Weaknesses: Relatively weak empirical evaluation: The evaluation was conducted on a relatively small dataset. Given that similarity matrix is the heart of the biodiversity, I think comparing the performance of three different similarity matrices would be helpful to readers.

Correctness: The propositions and proof seem correct. The design of numerical experiments looks fine also.

Clarity: The paper can be better organized but the paper is overall readable. Minor: Line 216: it would be helpful to provide precise definition of k-mer co-ocurrence matrix and explain how it is equivalent to (21) 219: it is not very clear what Ah and Ak are. I guess there are two more constrains in 221: Akx = yk, and Zh = BhAh. If true It may worth explaining explicitly two constraints.

Relation to Prior Work: There is no dedicated section to discuss prior work but the relation to prior work is discussed throughout the paper.

Reproducibility: Yes

Additional Feedback: Can the author(s) comment on the bound of sparsity in line 86 and proposition 3. The bound seems to be large and can be even larger than the dimension of x. Does it really imply sparse solutions? Also, can the author(s) comment on figure 1, why random similarity performs better than the identify matrix? And why does quikr (which assumes identity similarity) performs better than identity?

Review 4

Summary and Contributions: A novel method of sparsity recovery in metagenomic reconstruction that takes into account similarity between organisms within the metagenomic database. A general form is presented, and then a k-mer specific form derived with a pleasant linear programming solution.
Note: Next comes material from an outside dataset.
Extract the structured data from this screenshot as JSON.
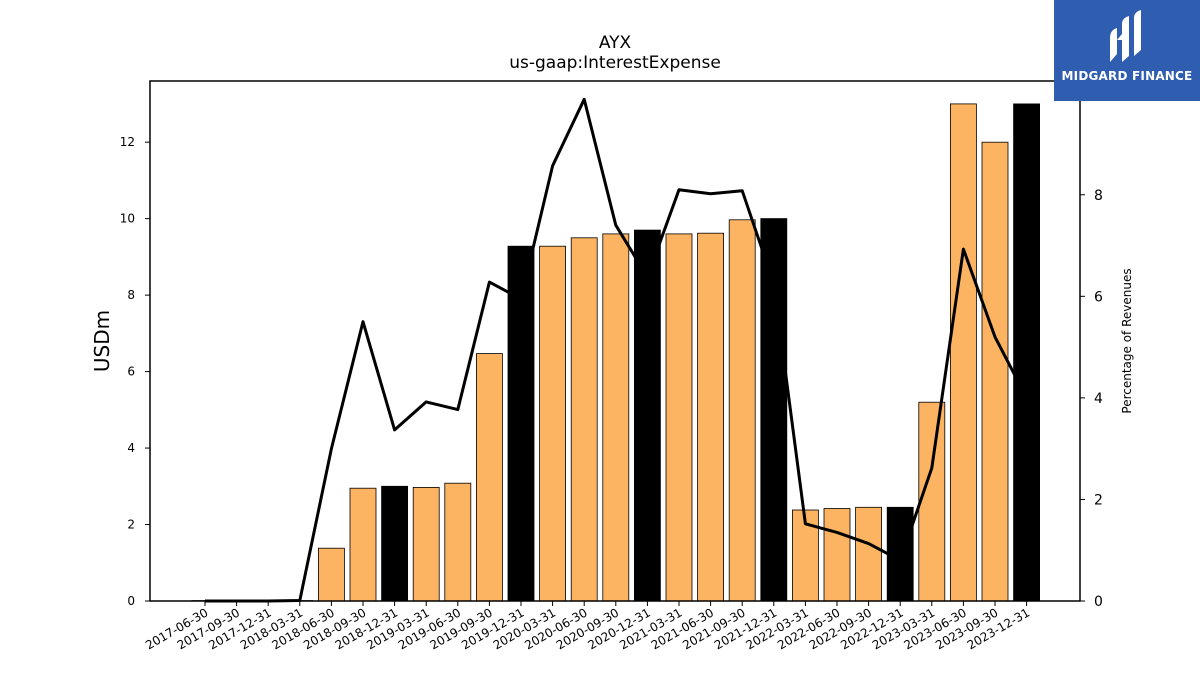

Strengths: The problem solved is important in the life sciences and the presented method is interesting, sound, and simple in the k-mer case. The technical content is of interest to the NeurIPS community.
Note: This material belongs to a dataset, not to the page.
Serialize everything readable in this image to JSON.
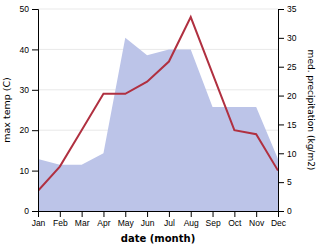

Weaknesses: The results are all in the supplementary materials, only the discussion is present in the main text. This makes it difficult to interpret the empirical evaluation. The authors admit scaling to real life problems is difficult (at least for the phylogentic similarity model), but there is no exploration of scaling behaviour hence no indication of what size problems are feasible.
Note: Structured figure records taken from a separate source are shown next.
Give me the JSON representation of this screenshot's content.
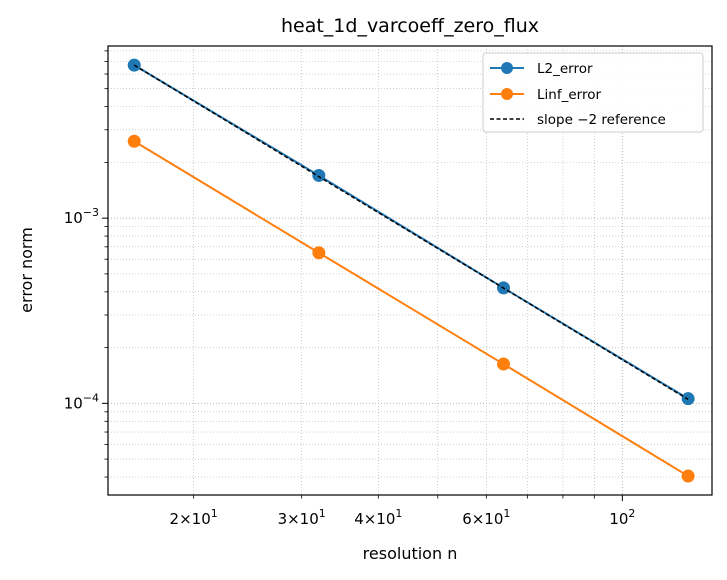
{
  "chart_data": {
    "type": "line",
    "title": "heat_1d_varcoeff_zero_flux",
    "xlabel": "resolution n",
    "ylabel": "error norm",
    "xscale": "log",
    "yscale": "log",
    "xlim": [
      14.5,
      140
    ],
    "ylim": [
      3.2e-05,
      0.0085
    ],
    "grid": "on (major and minor, dotted)",
    "legend_position": "top-right",
    "x": [
      16,
      32,
      64,
      128
    ],
    "series": [
      {
        "name": "L2_error",
        "values": [
          0.0067,
          0.0017,
          0.00042,
          0.000106
        ],
        "color": "#1f77b4",
        "marker": "circle",
        "line": "solid"
      },
      {
        "name": "Linf_error",
        "values": [
          0.0026,
          0.00065,
          0.000163,
          4.05e-05
        ],
        "color": "#ff7f0e",
        "marker": "circle",
        "line": "solid"
      },
      {
        "name": "slope −2 reference",
        "values": [
          0.0067,
          0.001675,
          0.000419,
          0.000105
        ],
        "color": "#000000",
        "marker": "none",
        "line": "dashed"
      }
    ],
    "x_tick_labels": [
      {
        "value": 20,
        "base": "2×10",
        "exp": "1"
      },
      {
        "value": 30,
        "base": "3×10",
        "exp": "1"
      },
      {
        "value": 40,
        "base": "4×10",
        "exp": "1"
      },
      {
        "value": 60,
        "base": "6×10",
        "exp": "1"
      },
      {
        "value": 100,
        "base": "10",
        "exp": "2"
      }
    ],
    "y_tick_labels": [
      {
        "value": 0.001,
        "base": "10",
        "exp": "−3"
      },
      {
        "value": 0.0001,
        "base": "10",
        "exp": "−4"
      }
    ]
  }
}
Correctness: The theory and empirical methodology are sound.

Clarity: The paper is well written and easy to read, with the exception of the results section that references key figures presented only in the supplementary materials. Space for the key figures in the main body needs to be found as the clarity is significantly reduced by them being in the supplementary.

Relation to Prior Work: The work is adequately placed in existing literature.

Reproducibility: Yes

Additional Feedback: The linear programming form is a very nice find. The broader impact section is unfortunately empty, which unfortunately undersells the work a bit. Metagenomics is a relatively new but hot area and this work addresses fundamental problems, though unfortunately the impact is also hard to evaluate without more detailed investigations into scaling. Does this scale to real-world data? The co-occurance version should, in which case a software implementation would be highly beneficial to biologists.